Umgang mit Gruppenzwang – was tun?

Aber wie schaffen wir es, dem Gruppendruck Stand zu halten? Wenn beispielsweise die Zugehörigkeit zu einer bestimmten Gruppe über das Tragen von oft teurer Markenkleidung definiert wird? Gerade wenn man selbst kaum Taschengeld bekommt oder die Eltern auch nicht für die pricy Klamotten zahlen wollen, wird es schwierig, sich dem Gruppendruck anzupassen. Man wird leicht ausgegrenzt, weil man nicht das richtige trägt, ob man nun will oder nicht. 4 Tipps:

  • Schau mal, ob du günstige Alternativen findest, z.B. in einem hippen Second-Hand-Shop oder auf Plattformen wie Vinted oder Ebay Kleinanzeigen.
  • Steh zu deinem eigenen Style! Viel cooler als bloßes Nachahmen ist es doch, selbst einen Trend zu setzen. Mit einem selbstbewussten Auftreten kombiniert, ist das !
  • Frag dich, ob du wirklich zu dieser Gruppe gehören willst, wenn die so oberflächlich agieren. Wer sind deine echten Freunde und Freundinnen?
  • Schau dich mal um: Es gibt bestimmt noch andere, die nicht auf die Trends aufspringen. Buddy up!

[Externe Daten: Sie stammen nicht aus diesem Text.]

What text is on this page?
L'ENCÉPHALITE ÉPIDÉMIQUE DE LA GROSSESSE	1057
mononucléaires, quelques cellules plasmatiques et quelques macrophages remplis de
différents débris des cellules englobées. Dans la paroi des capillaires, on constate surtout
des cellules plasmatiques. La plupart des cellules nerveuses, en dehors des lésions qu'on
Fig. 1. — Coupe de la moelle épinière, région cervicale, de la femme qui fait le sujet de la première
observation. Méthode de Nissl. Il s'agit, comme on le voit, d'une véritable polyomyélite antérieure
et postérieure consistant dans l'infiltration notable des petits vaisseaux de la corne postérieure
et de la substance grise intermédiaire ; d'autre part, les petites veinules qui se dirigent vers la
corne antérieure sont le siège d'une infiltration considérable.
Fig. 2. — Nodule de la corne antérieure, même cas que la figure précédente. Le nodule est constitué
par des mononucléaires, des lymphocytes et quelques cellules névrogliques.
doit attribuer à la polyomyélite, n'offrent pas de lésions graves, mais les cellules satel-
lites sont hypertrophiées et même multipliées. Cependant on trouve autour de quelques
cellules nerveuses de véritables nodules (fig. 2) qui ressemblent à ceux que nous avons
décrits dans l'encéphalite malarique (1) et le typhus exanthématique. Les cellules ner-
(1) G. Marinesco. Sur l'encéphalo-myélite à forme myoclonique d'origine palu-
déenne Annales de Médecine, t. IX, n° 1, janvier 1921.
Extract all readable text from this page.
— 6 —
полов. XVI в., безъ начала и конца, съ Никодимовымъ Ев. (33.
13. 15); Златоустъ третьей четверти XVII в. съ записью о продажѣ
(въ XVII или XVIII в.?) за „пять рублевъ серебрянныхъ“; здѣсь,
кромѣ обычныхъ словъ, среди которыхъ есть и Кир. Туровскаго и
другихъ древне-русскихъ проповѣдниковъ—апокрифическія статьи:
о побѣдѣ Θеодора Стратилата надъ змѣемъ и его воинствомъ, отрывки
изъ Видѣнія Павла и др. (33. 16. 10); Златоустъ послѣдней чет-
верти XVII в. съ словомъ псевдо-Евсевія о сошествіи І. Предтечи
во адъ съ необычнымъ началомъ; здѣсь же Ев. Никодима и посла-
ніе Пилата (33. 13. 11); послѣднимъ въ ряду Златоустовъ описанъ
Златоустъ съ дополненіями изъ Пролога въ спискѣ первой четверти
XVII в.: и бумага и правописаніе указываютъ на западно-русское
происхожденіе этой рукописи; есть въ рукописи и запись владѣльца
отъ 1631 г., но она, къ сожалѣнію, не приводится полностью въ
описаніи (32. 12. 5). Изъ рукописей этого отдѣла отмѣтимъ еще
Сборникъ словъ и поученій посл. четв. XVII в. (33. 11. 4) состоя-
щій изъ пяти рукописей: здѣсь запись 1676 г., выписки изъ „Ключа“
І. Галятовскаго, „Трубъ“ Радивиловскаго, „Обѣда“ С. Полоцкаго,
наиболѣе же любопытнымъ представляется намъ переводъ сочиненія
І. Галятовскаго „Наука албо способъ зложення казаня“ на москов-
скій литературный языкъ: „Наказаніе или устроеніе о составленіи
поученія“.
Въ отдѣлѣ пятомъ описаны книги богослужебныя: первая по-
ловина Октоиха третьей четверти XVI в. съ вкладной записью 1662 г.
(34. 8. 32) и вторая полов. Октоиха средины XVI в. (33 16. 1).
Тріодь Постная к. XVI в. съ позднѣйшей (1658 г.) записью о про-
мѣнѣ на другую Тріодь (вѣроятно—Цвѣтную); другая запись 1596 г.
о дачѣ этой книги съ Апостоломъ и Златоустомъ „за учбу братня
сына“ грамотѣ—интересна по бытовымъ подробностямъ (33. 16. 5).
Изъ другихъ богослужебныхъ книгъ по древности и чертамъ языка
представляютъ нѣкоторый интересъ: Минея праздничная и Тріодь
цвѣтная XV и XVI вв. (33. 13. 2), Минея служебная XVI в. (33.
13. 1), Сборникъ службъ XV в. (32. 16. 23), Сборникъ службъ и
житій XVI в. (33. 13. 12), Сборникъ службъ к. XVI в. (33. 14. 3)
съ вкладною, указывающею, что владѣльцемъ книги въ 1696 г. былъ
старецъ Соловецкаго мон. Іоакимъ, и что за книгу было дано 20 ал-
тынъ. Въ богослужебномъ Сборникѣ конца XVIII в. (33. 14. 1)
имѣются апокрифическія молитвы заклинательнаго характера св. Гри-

Gruppenzwang bei Alkohol & Rauchen

Beim Rauchen und Alkoholtrinken spielt der Gruppenzwang oft auch eine entscheidende Rolle. Hattest du schon einmal das Gefühl, dass du mitmachen musst, um cool zu sein? Wir sagen dir hiermit: Das musst du nicht – im Gegenteil! Gerade bei Alkohol fallen nicht die Leute unangenehm auf, die nichts trinken, sondern die, die zu oft ins Glas geschaut haben. Drei weitere Argumente für dich als Schützenhilfe:

  • „Man kann definitiv auch nüchtern Spaß haben.“
  • „Alkohol macht dumm – da hab ich keinen Bock drauf.“
  • „Ich möchte selbst die Kontrolle behalten und entscheide für mich allein, wie ich den Partyabend gestalte.“
  • „Kein Bock auf den Kater am nächsten Tag…“

Wer da noch ein Problem mit hat, ist es ehrlich gesagt auch nicht wert, dass du ihm oder ihr deine Aufmerksamkeit schenkst.

Good News übrigens: Bei Tabak- und Alkoholkonsum hat sich in den letzten Jahren tatsächlich ein umgekehrter Gruppendruck durchgesetzt: Rauchen und übermäßiger Alkoholgenuss ist zunehmend „out“. Die Anzahl der rauchenden Jugendlichen sogar auf einem historischen Tiefstand. Und wenn keiner in der Clique qualmt, kommt der Einzelne auch viel seltener auf die Idee, damit anzufangen. Der Druck der Gruppe kann also auch positive Effekte haben, solange die Gruppe vernünftig handelt.

Was du tun kannst, wenn ein Freund oder eine Freundin zu viel kifft, erfährst du hier!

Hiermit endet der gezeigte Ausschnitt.